Learn Advanced Image Generation: Transform Child Drawings to Avatars

Typically, we use simpler methods to generate AI images, such as basic text-to-image prompting.

However, by combining technologies like Diffusion models, LoRAs, IP Adapters, ControlNets, and Vision models, we can control the image generation process so much better.

A great way to demonstrate how to transfer over edges and styles of an image, and combine it with LoRAs, is to build a workflow that turns drawings into digital avatars as seen below.

You’ve probably seen examples of this on social media where child drawings are transformed into AI images but the results are not always exact.

Usually what they do is to first convert an image into text, then using that text as a prompt to generate a new image (image-to-text-to-image).

So to make sure we can control the output better, giving us amazing results, we can build a more advanced workflow, that closely align with the original sketch.

In this article, I’ll walk you through leveraging these technologies in one workflow that you can continue to build on. This will hopefully teach you have to use them for other projects as well.

If you’re still new to ComfyUI workflows or the advanced image space in general, I’d suggest reading this piece first — although you don’t have to.

Introduction

I’m probably more excited about this than the people I show it to, but honestly, by learning these technologies, we can build some pretty cool stuff.
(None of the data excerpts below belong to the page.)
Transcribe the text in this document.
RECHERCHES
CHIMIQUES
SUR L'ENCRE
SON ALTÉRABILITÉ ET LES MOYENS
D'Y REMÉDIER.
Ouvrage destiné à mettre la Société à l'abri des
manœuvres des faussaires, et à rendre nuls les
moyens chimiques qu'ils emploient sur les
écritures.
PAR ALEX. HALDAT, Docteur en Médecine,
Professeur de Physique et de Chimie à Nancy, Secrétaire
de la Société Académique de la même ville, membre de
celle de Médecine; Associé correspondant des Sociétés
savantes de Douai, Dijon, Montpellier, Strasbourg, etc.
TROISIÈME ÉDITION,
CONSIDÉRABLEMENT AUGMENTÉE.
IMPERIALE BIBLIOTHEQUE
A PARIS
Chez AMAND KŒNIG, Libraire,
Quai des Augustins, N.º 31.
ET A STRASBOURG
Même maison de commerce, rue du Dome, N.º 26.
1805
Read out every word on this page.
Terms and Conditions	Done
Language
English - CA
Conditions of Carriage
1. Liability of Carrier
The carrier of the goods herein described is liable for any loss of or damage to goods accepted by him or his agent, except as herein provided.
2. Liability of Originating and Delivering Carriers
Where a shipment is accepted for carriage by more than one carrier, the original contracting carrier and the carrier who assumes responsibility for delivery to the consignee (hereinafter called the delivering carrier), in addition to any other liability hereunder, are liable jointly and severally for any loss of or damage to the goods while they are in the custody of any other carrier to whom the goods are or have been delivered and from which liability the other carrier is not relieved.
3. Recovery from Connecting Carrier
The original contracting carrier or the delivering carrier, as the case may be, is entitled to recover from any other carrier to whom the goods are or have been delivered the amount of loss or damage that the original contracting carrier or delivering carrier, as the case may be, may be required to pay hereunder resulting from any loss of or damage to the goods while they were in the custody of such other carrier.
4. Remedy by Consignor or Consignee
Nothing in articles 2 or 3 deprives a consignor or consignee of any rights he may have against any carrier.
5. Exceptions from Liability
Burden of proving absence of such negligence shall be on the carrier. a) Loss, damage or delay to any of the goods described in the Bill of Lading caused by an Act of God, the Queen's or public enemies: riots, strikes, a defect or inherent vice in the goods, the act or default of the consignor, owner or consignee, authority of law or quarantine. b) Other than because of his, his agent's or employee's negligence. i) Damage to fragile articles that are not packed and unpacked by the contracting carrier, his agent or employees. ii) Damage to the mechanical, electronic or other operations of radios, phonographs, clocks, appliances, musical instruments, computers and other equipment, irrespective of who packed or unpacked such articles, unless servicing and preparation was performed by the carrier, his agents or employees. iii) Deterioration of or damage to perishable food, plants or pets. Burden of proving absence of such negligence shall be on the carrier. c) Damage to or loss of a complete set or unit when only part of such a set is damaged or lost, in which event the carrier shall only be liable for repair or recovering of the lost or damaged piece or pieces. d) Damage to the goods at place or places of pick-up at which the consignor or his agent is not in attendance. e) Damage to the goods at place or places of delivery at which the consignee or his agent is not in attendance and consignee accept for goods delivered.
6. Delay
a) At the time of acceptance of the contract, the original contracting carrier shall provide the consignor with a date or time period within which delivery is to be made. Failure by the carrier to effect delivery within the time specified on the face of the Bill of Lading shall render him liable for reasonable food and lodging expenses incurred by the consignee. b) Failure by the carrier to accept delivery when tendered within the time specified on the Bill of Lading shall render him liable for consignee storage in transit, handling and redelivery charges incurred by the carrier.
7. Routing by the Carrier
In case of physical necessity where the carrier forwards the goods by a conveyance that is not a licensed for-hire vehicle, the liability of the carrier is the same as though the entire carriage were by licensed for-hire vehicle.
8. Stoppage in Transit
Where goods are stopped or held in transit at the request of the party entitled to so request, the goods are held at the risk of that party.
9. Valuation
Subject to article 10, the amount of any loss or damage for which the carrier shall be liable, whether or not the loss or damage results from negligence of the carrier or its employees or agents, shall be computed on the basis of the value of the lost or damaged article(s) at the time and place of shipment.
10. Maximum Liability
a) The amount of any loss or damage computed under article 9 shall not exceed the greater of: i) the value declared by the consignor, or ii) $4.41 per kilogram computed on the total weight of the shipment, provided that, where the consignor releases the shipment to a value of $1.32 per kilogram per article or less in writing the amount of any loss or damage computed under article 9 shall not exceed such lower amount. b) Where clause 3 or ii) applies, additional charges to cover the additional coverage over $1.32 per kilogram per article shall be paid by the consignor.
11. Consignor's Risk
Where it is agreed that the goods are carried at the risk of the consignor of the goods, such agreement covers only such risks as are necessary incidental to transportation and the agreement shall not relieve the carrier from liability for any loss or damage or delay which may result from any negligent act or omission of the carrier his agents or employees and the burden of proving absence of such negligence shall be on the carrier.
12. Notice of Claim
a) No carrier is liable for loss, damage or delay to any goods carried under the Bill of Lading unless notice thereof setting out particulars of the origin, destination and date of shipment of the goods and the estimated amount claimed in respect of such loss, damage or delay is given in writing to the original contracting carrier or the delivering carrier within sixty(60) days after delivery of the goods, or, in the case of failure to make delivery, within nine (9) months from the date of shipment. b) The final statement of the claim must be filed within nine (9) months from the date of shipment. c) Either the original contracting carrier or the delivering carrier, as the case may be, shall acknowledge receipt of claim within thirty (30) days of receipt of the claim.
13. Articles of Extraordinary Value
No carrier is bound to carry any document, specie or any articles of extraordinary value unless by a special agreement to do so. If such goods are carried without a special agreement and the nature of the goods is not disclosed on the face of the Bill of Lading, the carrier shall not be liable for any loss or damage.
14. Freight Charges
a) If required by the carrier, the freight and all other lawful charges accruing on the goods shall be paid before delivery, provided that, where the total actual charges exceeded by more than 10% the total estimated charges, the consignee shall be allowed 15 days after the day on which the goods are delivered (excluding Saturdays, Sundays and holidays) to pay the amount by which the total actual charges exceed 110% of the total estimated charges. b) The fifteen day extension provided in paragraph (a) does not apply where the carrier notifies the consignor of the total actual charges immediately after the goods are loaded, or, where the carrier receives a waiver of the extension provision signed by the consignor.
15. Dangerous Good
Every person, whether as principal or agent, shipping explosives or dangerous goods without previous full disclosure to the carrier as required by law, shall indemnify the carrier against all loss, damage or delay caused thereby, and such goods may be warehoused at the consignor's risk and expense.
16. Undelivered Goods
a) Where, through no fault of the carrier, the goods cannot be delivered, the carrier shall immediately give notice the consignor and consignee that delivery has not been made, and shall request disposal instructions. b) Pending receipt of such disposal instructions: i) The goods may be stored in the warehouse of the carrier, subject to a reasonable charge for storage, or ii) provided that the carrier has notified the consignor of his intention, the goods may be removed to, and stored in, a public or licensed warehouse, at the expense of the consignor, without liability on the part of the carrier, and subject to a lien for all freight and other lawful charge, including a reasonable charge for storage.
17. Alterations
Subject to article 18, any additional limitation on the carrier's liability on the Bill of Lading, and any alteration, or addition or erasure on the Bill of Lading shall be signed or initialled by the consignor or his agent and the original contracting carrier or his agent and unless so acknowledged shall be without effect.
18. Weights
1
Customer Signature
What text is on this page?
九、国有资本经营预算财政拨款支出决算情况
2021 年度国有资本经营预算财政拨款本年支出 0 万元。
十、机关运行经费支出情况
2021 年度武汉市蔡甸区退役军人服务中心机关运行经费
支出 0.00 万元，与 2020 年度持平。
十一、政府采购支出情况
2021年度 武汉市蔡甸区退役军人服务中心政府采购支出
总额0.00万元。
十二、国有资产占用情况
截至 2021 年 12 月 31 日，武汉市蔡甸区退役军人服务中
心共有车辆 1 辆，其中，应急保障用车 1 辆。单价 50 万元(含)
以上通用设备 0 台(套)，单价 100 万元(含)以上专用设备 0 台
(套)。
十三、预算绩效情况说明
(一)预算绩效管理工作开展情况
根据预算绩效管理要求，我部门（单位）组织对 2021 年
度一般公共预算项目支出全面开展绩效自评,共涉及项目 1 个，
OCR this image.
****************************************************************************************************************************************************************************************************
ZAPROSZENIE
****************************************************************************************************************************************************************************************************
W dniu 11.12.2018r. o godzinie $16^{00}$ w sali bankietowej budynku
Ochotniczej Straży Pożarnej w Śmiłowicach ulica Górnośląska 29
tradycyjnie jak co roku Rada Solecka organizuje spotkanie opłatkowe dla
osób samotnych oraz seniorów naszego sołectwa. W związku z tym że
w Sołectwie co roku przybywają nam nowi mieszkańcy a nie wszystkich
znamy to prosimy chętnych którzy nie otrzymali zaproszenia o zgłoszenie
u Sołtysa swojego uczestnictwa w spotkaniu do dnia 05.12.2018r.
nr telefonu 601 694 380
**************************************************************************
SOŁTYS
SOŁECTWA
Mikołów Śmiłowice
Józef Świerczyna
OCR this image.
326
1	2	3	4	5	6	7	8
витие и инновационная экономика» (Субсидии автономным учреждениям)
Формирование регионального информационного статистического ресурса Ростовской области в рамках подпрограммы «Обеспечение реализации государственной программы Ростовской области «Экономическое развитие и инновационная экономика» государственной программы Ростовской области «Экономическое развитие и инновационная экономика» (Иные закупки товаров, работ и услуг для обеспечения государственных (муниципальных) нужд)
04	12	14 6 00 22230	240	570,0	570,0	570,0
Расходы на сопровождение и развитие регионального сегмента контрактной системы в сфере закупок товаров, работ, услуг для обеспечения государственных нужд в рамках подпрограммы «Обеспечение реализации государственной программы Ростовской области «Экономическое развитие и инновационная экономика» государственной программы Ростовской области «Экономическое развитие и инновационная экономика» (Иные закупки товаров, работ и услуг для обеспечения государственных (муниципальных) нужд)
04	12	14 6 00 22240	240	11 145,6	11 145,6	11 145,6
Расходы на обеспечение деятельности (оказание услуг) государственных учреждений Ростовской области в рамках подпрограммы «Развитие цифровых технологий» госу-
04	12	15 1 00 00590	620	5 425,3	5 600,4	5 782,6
The AI image-generation space keeps evolving, but not many people dive into building with it — as it seems more complicated than it really is.

The way I see it, there are a few core technologies — aside from the actual diffusion image model — that you can work with: LoRAs, IP Adapters, ControlNets, Segmentation, Upscalers, and Vision Models.

We’ll use several of these tools to turn the drawing into something digital.

While I was working on this, my grandmother said toy makers would probably like this kind of use case. She’s right — by tweaking the prompt, you can easily create personalized digital images of toys from these drawings.

I do wonder if the toy industry has already started using AI like this, or if they’re leaning on other 3D methods.

Based on this I decided that the core prompt would ask it to create toy like figures from the drawings.

However, you’ll get to experiment with the prompt on your own.

Last time I explored something like this, I used Flux to build an interior designer. This time, I’m using SDXL, which is a better fit if you’re thinking about commercializing your project.

Building the Workflow

In this section we’ll go through the workflow step by step.

We’ll also look at how things change as we layer on different technologies— from computer vision to the IP Adapter to ControlNet — based on the original drawing.

I will be using a drawing that I have generated with AI, this is just for demonstration purposes. The workflow works for more childlike drawings as well.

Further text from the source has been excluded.